When news of the impending execution of Filipina Mary Jane Veloso reached the Philippines, many resorted to prayer, prayer rallies and vigils – hoping that through a miracle of sorts, the life of the convicted drug smuggler would be spared by the Indonesian government.
At the eleventh hour, while eight other drug convicts faced the firing squad, a flurry of calls and communication among Indonesian officials – all the way up to President Joko Widodo, spared Veloso from execution.
Till that moment, the Filipinos were hoping against hope. Shortly before the scheduled execution, it was reported that Widodo, despite a personal plea from Philippine President Noynoy Aquino, would not stop to end the life of the Filipina.
Veloso’s family made their final visit. Mary Jane, along with the other convicts, were transported to the execution site. Even the most devout of Filipinos went to bed expecting to wake up the next morning to the news of Mary Jane’s death. The Philippine media all but printed their morning headlines in anticipation of the execution by dawn. “Death came before dawn,” proclaimed the front page headline of a major daily, the Philippine Daily Inquirer.
As expected, news that Mary Jane was spared from execution spread like wildfire in the Philippines, as it did across the globe. The hashtag, #MaryJaneLives, dominated posts and tweets on social media.
Everyone was proclaiming a “miracle,” giving credit to the prayers and vigils (and maybe even some novenas) that led to the Indonesian government’s change of heart.
The news was sketchy at first. But little by little, the facts became available.
Now we know that by the admission of a ranking Indonesian official, a last-minute plea by President Aquino, who reportedly broke protocol to speak directly to the Indonesian foreign minister, set things in motion.
Moments before Aquino’s final plea, something happened in the province of Nueva Ecija in the Philippines. The alleged recruiter of Veloso surrendered to authorities, perhaps not necessarily to help stop the execution, but because she – Maria Kristina Sergio – sought police assistance for the reasons that she had been receiving death threats.
The National Bureau of Investigation had earlier filed illegal recruitment, human trafficking, and estafa charges against Sergio and two others in connection with Veloso’s case. During her investigation and Indonesian trial, Veloso argued that Sergio duped her into unknowingly smuggling 2.6 kilograms of heroin into Indonesia.
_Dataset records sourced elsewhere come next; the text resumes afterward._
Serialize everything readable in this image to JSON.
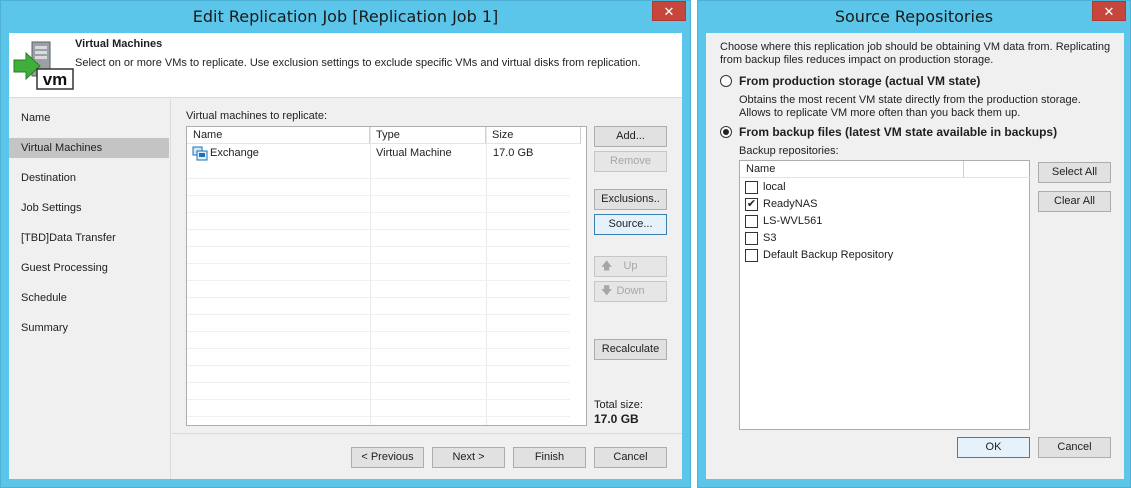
{
  "edit_window": {
    "title": "Edit Replication Job [Replication Job 1]",
    "close_glyph": "✕",
    "header": {
      "title": "Virtual Machines",
      "description": "Select on or more VMs to replicate. Use exclusion settings to exclude specific VMs and virtual disks from replication.",
      "icon_label": "vm"
    },
    "nav": [
      {
        "label": "Name"
      },
      {
        "label": "Virtual Machines"
      },
      {
        "label": "Destination"
      },
      {
        "label": "Job Settings"
      },
      {
        "label": "[TBD]Data Transfer"
      },
      {
        "label": "Guest Processing"
      },
      {
        "label": "Schedule"
      },
      {
        "label": "Summary"
      }
    ],
    "vms_label": "Virtual machines to replicate:",
    "columns": [
      "Name",
      "Type",
      "Size"
    ],
    "rows": [
      {
        "name": "Exchange",
        "type": "Virtual Machine",
        "size": "17.0 GB"
      }
    ],
    "buttons": {
      "add": "Add...",
      "remove": "Remove",
      "exclusions": "Exclusions..",
      "source": "Source...",
      "up": "Up",
      "down": "Down",
      "recalculate": "Recalculate"
    },
    "total_label": "Total size:",
    "total_value": "17.0 GB",
    "footer": {
      "previous": "< Previous",
      "next": "Next >",
      "finish": "Finish",
      "cancel": "Cancel"
    }
  },
  "source_window": {
    "title": "Source Repositories",
    "close_glyph": "✕",
    "intro": "Choose where this replication job should be obtaining VM data from. Replicating from backup files reduces impact on production storage.",
    "option_production": {
      "label": "From production storage (actual VM state)",
      "description": "Obtains the most recent VM state directly from the production storage. Allows to replicate VM more often than you back them up."
    },
    "option_backup": {
      "label": "From backup files (latest VM state available in backups)"
    },
    "repos_label": "Backup repositories:",
    "column": "Name",
    "repositories": [
      {
        "name": "local",
        "checked": false
      },
      {
        "name": "ReadyNAS",
        "checked": true
      },
      {
        "name": "LS-WVL561",
        "checked": false
      },
      {
        "name": "S3",
        "checked": false
      },
      {
        "name": "Default Backup Repository",
        "checked": false
      }
    ],
    "check_glyph": "✔",
    "buttons": {
      "select_all": "Select All",
      "clear_all": "Clear All",
      "ok": "OK",
      "cancel": "Cancel"
    }
  },
  "colors": {
    "titlebar": "#5bc6ea",
    "close": "#c7463c",
    "selected_nav": "#c4c4c4",
    "vm_arrow": "#3fae3a"
  }
}
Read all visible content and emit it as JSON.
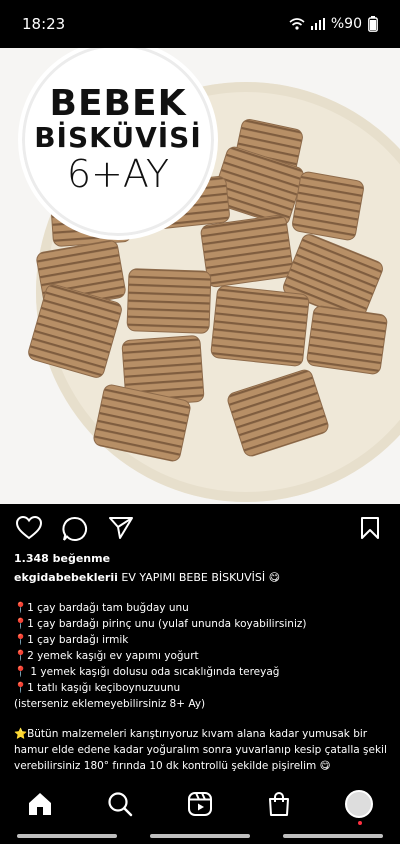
{
  "status_bar": {
    "time": "18:23",
    "battery": "%90"
  },
  "post_image": {
    "overlay_title_line1": "BEBEK",
    "overlay_title_line2": "BİSKÜVİSİ",
    "overlay_title_line3": "6+AY"
  },
  "post": {
    "likes": "1.348 beğenme",
    "username": "ekgidabebeklerii",
    "title": "EV YAPIMI BEBE BİSKUVİSİ 😋",
    "ingredients": [
      "📍1 çay bardağı tam buğday unu",
      "📍1 çay bardağı pirinç unu (yulaf ununda koyabilirsiniz)",
      "📍1 çay bardağı irmik",
      "📍2 yemek kaşığı ev yapımı yoğurt",
      "📍 1 yemek kaşığı  dolusu oda sıcaklığında tereyağ",
      "📍1 tatlı kaşığı keçiboynuzuunu",
      "(isterseniz eklemeyebilirsiniz  8+ Ay)"
    ],
    "instructions": "⭐Bütün malzemeleri karıştırıyoruz kıvam alana kadar yumusak bir hamur elde edene kadar yoğuralım sonra yuvarlanıp kesip çatalla şekil verebilirsiniz 180° fırında  10 dk kontrollü  şekilde  pişirelim 😋"
  },
  "icons": {
    "like": "heart-icon",
    "comment": "comment-icon",
    "share": "send-icon",
    "save": "bookmark-icon",
    "nav": [
      "home-icon",
      "search-icon",
      "reels-icon",
      "shop-icon",
      "profile-avatar"
    ]
  },
  "colors": {
    "background": "#000000",
    "text": "#ffffff",
    "plate": "#efe8d8",
    "cookie": "#b78f66",
    "notification_dot": "#ff3040"
  }
}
It is assumed that this surrender was brought up by Aquino in his last appeal to spare Veloso’s life.
So, was there a miracle?
Perhaps, an angel appeared in Sergio’s dream and asked her to surrender to police? Perhaps, Aquino’s Christian God talked to Widodo’s Allah, prompting a last-minute change of heart on the part of the Indonesian president?
We didn’t think so.
Let’s stop calling this a miracle. Let The Vatican make that determination.
It is not often that we say positive things about Aquino, but in all fairness, he gets major credit for this one. But it is also a credit to the persistent communication mechanism employed by Philippine officials – in Manila as well as Jakarta – and the police authorities in Nueva Ecija. A few hours of communication delay wouldn’t have saved Veloso’s life.
Indonesian migrant workers whose lives and situations in foreign countries are very parallel to that of Veloso and other Filipino overseas workers, also seemed to have swayed the Indonesian government, after they joined the chorus calling for re-consideration in the case of Mary Jane.
We are not criticizing those who believe in miracles. We are merely stating that we should give credit where credit is due.
By the way, the story doesn’t end here. It is just the beginning of another phase in the case of Mary Jane.